# How effective is the Reactionary trait? [closed]

First, I'm pretty sure that you can't really calculate how good an attack bonus is without knowing an opponent's AC. If that logic holds true, then we can't specifically calculate how good a +2 initiative bonus is without knowing your opponent's initiative modifier.

Typically, perhaps these values are best represented on a table. Is there a way to mathematically evaluate how much more often you will go first in a battle, only considering the effectiveness of a +2 initiative bonus from the Reactionary trait?

This is probably one of the most variable things in the game. Even ignoring the fact that going first is not always better, and that the tactical situation might well change whether or not it is better to go before the bad guys, there are innumerable different combinations of creatures you can encounter, which have many different sets of special abilities and stats. In addition, with 2-5 other PCs in the party, you may want to go before or after some of them.

Assuming you always want to go first, the next issue is with determining what your chance of going first is. In a d20 contested roll, if both sides have the same modifier, and there is a roll-off for a tie, then both sides have an exactly 50% chance of going first. For the first +1 modifier of one side over the other (which, incidentally, also ensures that side breaks ties), the chance of winning initiative goes from 200 in 400 to 229 in 400. From here, every +1 modifier changes the odds by 20, less the difference + 1. So, for a 2 greater modifier, the chance is 247 in 400, for 3 greater, it's 264 in 400, and for 4 greater, it's 280 in 400. You can convert this to a percentage by dividing. This continues until a modifier of 19, at which point, the lower side cannot possibly win.

So, to work out how much benefit +2 is going to give you, you need to know what range of modifiers you will compete against. For a given average party level (APL), in theory, you should face single creatures with a Challenge Rating of 1 lower than your APL, to 3 higher. Of course, if the GM puts you up against more creatures, they will have even lower CRs.

If you look at the d20pfsrd Monster DB, you can see some stats for creatures, and you could use that list to filter to a specific CR, and get some idea of the rough initiative ratings. The initiative modifier is not explicitly on the sheet, but you can use the Dexterity score to get an idea, and look for Improved Initiative in the feat list. Of course, doing this totally ignores custom creatures, templates, or NPCs with class levels. This also gives no indication of the distribution of these creatures during the encounters you will face.

For even the simplest case, of a level 2 party, the single creatures they can face range from CR1 to CR5. The creatures in that range have initiative modifiers ranging from -4 to +11. These entries will change at every level, with no guarantee that the distribution of creatures will ever match what is in the table, or any guarantee of what creatures the GM will use in encounters. NPCs with class levels built by the GM could vary this even more.
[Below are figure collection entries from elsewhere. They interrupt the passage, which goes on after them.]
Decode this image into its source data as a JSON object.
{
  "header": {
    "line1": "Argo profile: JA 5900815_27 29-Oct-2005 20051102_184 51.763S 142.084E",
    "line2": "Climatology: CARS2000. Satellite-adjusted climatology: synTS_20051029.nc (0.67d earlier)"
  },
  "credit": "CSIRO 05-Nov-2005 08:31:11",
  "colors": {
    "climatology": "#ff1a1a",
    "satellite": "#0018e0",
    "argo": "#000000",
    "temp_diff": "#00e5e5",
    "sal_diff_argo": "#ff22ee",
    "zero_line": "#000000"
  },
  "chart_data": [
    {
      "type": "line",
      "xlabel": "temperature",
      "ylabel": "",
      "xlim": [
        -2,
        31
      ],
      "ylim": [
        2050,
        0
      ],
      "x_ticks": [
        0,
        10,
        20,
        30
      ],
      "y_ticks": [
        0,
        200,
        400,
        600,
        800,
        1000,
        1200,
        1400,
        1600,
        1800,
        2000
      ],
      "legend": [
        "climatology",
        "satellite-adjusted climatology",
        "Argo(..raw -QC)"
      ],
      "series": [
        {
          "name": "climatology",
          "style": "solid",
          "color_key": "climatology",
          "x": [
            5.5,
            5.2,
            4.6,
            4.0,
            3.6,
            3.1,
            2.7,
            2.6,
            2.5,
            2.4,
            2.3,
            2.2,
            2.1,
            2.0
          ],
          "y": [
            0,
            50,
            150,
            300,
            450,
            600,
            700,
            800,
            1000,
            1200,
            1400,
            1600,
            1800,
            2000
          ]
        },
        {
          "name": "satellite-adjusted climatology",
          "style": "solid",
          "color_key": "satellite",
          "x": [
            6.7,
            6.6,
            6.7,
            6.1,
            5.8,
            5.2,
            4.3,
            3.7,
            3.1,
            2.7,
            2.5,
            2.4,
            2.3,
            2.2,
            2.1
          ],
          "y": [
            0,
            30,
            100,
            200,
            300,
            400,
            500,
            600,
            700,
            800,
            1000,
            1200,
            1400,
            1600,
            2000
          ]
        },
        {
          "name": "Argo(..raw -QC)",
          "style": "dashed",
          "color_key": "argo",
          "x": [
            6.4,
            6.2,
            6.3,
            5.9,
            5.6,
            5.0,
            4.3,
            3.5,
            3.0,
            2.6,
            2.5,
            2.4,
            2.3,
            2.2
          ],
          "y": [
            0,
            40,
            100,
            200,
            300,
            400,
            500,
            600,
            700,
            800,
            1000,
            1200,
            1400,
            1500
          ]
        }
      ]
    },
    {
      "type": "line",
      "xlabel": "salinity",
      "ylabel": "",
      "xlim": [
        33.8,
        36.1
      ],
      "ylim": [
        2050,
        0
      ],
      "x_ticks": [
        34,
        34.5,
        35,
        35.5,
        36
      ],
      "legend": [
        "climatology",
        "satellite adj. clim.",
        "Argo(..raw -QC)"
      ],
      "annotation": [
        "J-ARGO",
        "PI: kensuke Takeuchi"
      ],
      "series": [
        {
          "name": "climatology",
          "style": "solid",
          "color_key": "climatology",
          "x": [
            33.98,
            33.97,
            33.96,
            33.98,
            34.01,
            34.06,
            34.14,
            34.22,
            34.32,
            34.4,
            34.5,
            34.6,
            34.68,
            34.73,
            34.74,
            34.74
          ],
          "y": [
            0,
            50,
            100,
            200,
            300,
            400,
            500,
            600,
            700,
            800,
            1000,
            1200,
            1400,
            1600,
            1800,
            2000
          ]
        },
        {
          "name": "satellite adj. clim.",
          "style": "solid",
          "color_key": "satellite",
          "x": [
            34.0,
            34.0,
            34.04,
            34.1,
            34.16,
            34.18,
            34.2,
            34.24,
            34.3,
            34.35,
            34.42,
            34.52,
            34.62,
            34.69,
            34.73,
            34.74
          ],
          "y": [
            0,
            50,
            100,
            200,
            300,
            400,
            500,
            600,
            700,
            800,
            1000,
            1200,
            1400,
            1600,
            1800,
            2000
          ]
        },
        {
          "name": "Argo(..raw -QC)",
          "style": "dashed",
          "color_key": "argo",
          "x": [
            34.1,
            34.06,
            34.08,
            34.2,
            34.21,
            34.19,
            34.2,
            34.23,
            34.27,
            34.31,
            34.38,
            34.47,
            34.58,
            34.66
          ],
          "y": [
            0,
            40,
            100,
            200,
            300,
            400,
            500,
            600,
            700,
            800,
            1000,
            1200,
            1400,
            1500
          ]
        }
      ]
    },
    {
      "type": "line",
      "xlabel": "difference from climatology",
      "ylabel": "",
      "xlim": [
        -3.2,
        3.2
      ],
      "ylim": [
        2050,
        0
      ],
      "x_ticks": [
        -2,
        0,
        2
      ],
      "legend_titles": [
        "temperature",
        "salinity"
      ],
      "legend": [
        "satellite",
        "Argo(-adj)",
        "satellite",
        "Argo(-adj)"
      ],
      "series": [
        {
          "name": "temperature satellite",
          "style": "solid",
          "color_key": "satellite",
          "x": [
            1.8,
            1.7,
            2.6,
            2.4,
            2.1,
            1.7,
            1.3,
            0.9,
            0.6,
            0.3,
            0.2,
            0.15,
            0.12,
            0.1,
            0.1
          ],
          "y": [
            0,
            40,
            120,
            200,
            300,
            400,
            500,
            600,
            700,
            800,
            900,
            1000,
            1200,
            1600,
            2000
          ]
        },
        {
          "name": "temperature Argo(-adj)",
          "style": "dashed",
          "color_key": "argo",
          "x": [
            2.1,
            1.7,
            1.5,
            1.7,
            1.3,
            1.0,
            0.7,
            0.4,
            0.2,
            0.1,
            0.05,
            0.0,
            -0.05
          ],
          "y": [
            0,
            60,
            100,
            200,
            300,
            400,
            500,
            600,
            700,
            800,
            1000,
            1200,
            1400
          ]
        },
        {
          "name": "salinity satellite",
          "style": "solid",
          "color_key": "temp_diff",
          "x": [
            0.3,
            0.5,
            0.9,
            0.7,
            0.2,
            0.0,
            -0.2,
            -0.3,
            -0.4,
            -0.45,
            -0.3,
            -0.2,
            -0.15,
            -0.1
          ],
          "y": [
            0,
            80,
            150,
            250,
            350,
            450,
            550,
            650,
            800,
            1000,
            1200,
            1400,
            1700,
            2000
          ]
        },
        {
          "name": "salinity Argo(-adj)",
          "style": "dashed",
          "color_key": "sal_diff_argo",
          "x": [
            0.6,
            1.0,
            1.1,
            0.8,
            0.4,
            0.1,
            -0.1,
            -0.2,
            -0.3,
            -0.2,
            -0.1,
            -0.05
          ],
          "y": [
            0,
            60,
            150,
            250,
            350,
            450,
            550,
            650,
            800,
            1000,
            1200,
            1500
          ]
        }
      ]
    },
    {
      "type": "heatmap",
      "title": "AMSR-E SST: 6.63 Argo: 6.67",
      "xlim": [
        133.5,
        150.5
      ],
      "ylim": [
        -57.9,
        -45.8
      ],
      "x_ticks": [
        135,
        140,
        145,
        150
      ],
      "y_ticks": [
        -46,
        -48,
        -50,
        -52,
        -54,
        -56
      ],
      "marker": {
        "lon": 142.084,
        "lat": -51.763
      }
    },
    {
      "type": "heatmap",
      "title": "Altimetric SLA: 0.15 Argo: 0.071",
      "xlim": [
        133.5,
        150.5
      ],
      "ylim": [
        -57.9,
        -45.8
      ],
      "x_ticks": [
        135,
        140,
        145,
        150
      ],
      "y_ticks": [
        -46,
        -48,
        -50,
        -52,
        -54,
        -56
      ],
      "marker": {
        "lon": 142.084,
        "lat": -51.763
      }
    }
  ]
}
For the sake of some illustration, take creatures with a +0, +2 or +4 modifer. The chance of going first against those is shown below, with Initiative Modifiers of +0, +2 and +4 (10 Dex, 10 Dex with Reactionary, and 10 Dex with Improved Initiative).

$$\large{\text{Chance for PC to go first}} \\ \begin{array}{r|lll} & \rlap{\rightarrow \text{PC initiative bonus}} \\ \text{Creature initiative bonus} \; \downarrow & +0 & +2 & +4 \\ \hline +0 & 50\% & 61.75\% & 70\% \\ +2 & 38.25\% & 50\% & 61.75\% \\ +4 & 30\% & 38.25\% & 50\% \\ \end{array}$$

The difference between attack rolls and initiative checks, in terms of statistics, is that an attack roll is 1d20+modifier v.s. static number while initiative is 1d20+modifier v.s. 1d20+modifier. This means that, unlike AC and attack modifiers, you can just compare the values directly to see who will go first on average. The 2 d20s can be thought of as 'cancelling out', in terms of the average result, since they are added to both sides.

If you are interested in more than just who goes first more often on average, then the math is more complicated. You said you are interested in only the +2 from reactionary, so I've made an AnyDice program for you, so you can see how affects things based on what the preexisting difference was. Note that you can't critical an initiative check, so the programming is actually significantly simpler. However, accounting for the triple-tie check (viz. when you tie initiative and your modifiers are equal so you roll off with a chance of (n^2-1)/(2n^2) for either you or your opponent to go first and 1/n^2 for undefined behavior where n is the number of sides on the die you each roll) was too much so I just assume you lose those cases.